In the UK, the doctor who suspects a diagnosis of meningitis or meningococcal sepsis has a legal duty to notify the case to the local health protection team or the on-call Public Health Specialist. This is usually done by the hospital, but general practitioners may wish to check that it has been done.[84]
Pre-hospital antibiotics
Give parenteral empirical antibiotics (intramuscular or intravenous benzylpenicillin in children and adults, or a third-generation cephalosporin such as intravenous cefotaxime or ceftriaxone in adults) as soon as possible in patients with:[9][48]
Signs of meningococcal disease (e.g., a rash in combination with signs of meningism or sepsis)
Signs of sepsis (e.g., hypotension, poor capillary refill time; altered mental state)
Suspected meningitis and a delay of more than 1 hour in getting to hospital.
But do not delay urgent transfer to hospital to give parenteral antibiotics.[9][48]
Do not give antibiotics to patients with a history of severe allergy (e.g., anaphylaxis) to penicillins or cephalosporins; wait until admission to hospital.[9][48]
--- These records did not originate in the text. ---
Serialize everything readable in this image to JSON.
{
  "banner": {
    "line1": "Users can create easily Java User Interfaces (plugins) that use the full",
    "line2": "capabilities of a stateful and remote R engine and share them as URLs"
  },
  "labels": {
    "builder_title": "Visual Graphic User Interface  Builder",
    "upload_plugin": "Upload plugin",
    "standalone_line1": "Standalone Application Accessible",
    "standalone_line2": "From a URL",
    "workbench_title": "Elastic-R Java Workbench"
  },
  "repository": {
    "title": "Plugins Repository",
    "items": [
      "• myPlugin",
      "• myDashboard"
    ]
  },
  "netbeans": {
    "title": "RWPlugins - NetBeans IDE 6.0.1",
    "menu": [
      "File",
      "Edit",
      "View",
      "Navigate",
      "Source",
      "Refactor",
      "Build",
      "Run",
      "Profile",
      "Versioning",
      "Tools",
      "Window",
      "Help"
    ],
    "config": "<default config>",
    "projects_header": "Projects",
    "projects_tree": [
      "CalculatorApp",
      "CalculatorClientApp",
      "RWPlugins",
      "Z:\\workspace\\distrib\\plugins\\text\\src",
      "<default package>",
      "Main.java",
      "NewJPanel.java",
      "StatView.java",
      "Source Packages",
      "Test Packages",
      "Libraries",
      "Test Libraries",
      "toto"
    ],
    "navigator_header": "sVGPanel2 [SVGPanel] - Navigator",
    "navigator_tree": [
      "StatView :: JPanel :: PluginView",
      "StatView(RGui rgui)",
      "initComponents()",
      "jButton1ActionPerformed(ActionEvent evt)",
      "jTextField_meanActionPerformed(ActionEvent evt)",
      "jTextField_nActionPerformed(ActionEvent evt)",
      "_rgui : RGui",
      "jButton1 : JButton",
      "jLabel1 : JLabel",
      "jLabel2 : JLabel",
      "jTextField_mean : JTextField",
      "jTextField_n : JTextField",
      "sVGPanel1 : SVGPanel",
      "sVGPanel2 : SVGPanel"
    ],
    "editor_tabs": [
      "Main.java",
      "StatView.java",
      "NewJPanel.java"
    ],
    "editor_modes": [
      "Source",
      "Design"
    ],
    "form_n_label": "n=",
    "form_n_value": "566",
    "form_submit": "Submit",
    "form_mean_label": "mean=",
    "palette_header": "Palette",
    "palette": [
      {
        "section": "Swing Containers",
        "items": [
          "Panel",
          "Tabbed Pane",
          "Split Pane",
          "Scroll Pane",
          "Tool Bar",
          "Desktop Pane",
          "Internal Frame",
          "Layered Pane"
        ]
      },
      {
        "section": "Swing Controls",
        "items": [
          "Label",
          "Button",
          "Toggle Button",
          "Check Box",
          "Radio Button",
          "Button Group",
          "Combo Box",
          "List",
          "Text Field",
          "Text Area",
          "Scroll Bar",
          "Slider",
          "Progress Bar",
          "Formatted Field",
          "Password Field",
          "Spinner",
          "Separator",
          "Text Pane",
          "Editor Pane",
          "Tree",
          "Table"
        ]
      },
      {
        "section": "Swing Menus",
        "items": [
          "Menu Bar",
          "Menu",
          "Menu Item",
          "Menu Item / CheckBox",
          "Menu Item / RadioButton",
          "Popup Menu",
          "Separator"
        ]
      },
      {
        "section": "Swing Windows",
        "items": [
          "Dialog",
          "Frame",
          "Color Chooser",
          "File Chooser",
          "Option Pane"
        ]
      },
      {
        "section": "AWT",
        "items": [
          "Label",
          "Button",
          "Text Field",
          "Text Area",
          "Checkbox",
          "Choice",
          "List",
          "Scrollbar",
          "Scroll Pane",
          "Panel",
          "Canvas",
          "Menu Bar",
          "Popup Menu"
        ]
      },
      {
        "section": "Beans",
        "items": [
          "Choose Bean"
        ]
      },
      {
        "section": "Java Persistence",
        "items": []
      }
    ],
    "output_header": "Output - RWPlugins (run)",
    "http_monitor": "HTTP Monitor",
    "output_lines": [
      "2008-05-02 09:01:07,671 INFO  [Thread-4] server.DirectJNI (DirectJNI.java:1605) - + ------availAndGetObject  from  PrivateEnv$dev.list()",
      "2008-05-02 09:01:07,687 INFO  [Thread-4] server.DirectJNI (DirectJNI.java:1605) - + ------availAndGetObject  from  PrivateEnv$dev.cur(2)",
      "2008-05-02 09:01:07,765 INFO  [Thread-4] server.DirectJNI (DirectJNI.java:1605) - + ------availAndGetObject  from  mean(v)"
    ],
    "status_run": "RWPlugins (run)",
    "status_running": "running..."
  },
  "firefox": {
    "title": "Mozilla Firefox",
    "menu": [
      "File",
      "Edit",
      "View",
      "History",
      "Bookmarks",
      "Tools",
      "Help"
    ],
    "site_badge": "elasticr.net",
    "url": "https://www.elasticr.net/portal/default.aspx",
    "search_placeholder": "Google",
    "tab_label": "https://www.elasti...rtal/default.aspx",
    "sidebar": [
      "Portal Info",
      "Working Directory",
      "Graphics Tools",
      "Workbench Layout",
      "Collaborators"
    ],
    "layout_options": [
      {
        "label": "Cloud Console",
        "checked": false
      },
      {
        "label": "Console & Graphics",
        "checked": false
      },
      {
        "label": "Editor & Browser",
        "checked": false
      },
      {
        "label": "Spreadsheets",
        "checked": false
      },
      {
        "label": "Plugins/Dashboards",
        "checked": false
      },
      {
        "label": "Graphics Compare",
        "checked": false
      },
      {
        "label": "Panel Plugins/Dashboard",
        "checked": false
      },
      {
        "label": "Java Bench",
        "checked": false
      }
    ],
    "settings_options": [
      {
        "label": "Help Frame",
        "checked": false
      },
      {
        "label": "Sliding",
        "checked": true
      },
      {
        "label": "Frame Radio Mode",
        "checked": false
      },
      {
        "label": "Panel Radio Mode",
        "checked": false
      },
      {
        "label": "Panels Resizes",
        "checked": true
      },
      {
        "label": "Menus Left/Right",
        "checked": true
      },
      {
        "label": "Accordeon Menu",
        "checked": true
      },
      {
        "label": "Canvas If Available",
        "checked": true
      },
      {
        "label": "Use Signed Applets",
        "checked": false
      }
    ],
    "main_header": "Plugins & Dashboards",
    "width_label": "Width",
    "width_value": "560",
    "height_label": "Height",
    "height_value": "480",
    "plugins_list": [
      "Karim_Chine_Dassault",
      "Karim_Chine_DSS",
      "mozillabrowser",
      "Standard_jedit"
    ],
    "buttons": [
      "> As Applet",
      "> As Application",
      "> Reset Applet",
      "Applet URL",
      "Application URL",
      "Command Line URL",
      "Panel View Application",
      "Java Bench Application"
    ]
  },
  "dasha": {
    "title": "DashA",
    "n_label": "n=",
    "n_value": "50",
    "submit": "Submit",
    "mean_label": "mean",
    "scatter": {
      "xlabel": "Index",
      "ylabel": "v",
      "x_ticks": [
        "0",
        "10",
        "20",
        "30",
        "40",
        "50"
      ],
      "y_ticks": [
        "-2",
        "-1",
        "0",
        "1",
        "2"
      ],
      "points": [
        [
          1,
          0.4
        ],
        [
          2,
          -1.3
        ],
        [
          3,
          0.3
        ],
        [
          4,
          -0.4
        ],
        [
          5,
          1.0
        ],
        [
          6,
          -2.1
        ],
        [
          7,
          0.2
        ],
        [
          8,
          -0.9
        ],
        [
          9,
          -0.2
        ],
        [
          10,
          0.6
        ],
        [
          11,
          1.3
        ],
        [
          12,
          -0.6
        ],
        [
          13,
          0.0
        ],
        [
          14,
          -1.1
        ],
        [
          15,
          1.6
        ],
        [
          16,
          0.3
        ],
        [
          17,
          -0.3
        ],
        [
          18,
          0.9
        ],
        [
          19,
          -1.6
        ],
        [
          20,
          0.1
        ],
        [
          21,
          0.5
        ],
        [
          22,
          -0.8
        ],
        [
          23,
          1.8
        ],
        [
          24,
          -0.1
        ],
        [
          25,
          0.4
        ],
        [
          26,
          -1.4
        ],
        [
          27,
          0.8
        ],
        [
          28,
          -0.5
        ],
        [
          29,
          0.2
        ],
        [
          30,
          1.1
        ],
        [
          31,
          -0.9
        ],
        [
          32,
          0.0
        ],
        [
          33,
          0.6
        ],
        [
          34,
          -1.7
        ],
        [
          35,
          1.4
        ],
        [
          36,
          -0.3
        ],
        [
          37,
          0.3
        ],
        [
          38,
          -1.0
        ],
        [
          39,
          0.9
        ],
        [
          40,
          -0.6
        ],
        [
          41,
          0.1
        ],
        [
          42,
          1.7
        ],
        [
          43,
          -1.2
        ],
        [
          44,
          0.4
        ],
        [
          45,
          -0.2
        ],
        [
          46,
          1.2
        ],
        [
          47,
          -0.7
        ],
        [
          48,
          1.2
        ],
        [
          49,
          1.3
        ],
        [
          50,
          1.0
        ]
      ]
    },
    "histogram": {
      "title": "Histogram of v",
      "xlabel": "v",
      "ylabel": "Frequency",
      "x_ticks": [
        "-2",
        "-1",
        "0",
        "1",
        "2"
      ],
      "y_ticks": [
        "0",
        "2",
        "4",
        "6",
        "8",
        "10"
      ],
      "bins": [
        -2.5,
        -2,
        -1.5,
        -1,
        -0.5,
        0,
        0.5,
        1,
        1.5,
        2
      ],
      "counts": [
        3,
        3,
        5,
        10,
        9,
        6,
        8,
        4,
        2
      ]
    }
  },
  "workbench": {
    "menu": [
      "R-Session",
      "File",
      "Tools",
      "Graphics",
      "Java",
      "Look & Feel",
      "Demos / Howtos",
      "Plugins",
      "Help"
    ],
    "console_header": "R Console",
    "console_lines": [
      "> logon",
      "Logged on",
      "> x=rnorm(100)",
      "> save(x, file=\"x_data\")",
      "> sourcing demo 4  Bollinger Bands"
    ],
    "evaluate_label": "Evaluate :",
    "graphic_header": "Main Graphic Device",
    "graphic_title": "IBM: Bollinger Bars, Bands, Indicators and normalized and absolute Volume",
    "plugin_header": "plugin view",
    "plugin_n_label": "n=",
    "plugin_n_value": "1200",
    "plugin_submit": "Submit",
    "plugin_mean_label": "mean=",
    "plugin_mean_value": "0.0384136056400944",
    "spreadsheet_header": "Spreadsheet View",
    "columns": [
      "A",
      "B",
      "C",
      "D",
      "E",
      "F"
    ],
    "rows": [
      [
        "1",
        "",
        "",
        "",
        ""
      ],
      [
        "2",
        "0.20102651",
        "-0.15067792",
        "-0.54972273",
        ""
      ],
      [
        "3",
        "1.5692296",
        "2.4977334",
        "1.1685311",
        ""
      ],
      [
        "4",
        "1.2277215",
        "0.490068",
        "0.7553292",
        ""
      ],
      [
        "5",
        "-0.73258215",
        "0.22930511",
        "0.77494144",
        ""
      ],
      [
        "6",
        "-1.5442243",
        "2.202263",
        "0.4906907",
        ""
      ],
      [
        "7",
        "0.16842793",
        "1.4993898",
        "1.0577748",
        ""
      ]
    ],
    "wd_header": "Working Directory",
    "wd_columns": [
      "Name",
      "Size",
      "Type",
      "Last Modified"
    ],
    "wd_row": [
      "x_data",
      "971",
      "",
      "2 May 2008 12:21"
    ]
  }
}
The aim of giving pre-hospital antibiotics is to reduce the mortality associated with delays in antibiotic therapy.[48]
Pre-hospital supportive care
Administer oxygen if the patient is unconscious.[84]
Give intravenous fluids if the patient has a rapid heart rate, poor capillary refill time, and cold extremities.[84]
Safety netting for patients not transferred to hospital
Encourage the parent/patient to trust their instincts and seek medical help again if the illness gets worse, even if this is shortly after the patient was seen.[84]
Give advice on accessing further healthcare.
Provide information on symptoms of serious illness, including how to identify a non-blanching rash and the Tumbler test.
Suggest follow-up within a specified period (usually 4-6 hours) if you consider this is appropriate.[84]
Ensure the parent/patient understands how to get medical help after normal working hours.
Liaise directly with other healthcare professionals if you have concerns about a patient who is not being sent to hospital.
Children and young people <16 years admitted to hospital
Before discharging a child or young person who has been diagnosed with meningococcal disease and treated in hospital:[9]
Consider their follow-up requirements, taking into account potential sensory, neurological, psychosocial, orthopaedic, cutaneous, and renal morbidities
Discuss potential long-term effects and likely patterns of recovery with the child or young person and their parents or carers; provide opportunities to discuss issues and ask questions.
See Patient discussions.
Adults admitted to hospital
Assess patients for potential long-term sequelae before discharge; document the following if present:[48]
Overt hearing loss and/or problems with balance, dizziness, or tinnitus
Other neurological injury resulting in:
Cognitive deficits and learning impairment
Epilepsy
Movement disorders
Visual disturbances
Other communication problems
Wounds, tissue damage, or skin scarring
Amputations or other orthopaedic sequelae
Renal impairment
Psychiatric or psychosocial problems.
See Patient discussions.
Patients seen in hospital or the community and not admitted to hospital
When discharging a child or young person assessed as being at low risk of meningococcal disease after initial observation, advise the parents or carers to return to hospital if the child or young person appears ill to them.[9]
Encourage the parent/patient to trust their instincts and seek medical help again if the illness gets worse, even if this is shortly after the patient was seen.
Give advice on accessing further healthcare.
Provide information on symptoms of serious illness, including how to identify a non-blanching rash and the Tumbler test.[84]
Suggest follow-up within a specified period (usually 4-6 hours) if you consider this to be appropriate.[84] Use your clinical judgement.
Ensure the parent/patient understands how to get medical help after normal working hours.
Liaise directly with other healthcare professionals if you have concerns about a patient who is not being sent to hospital.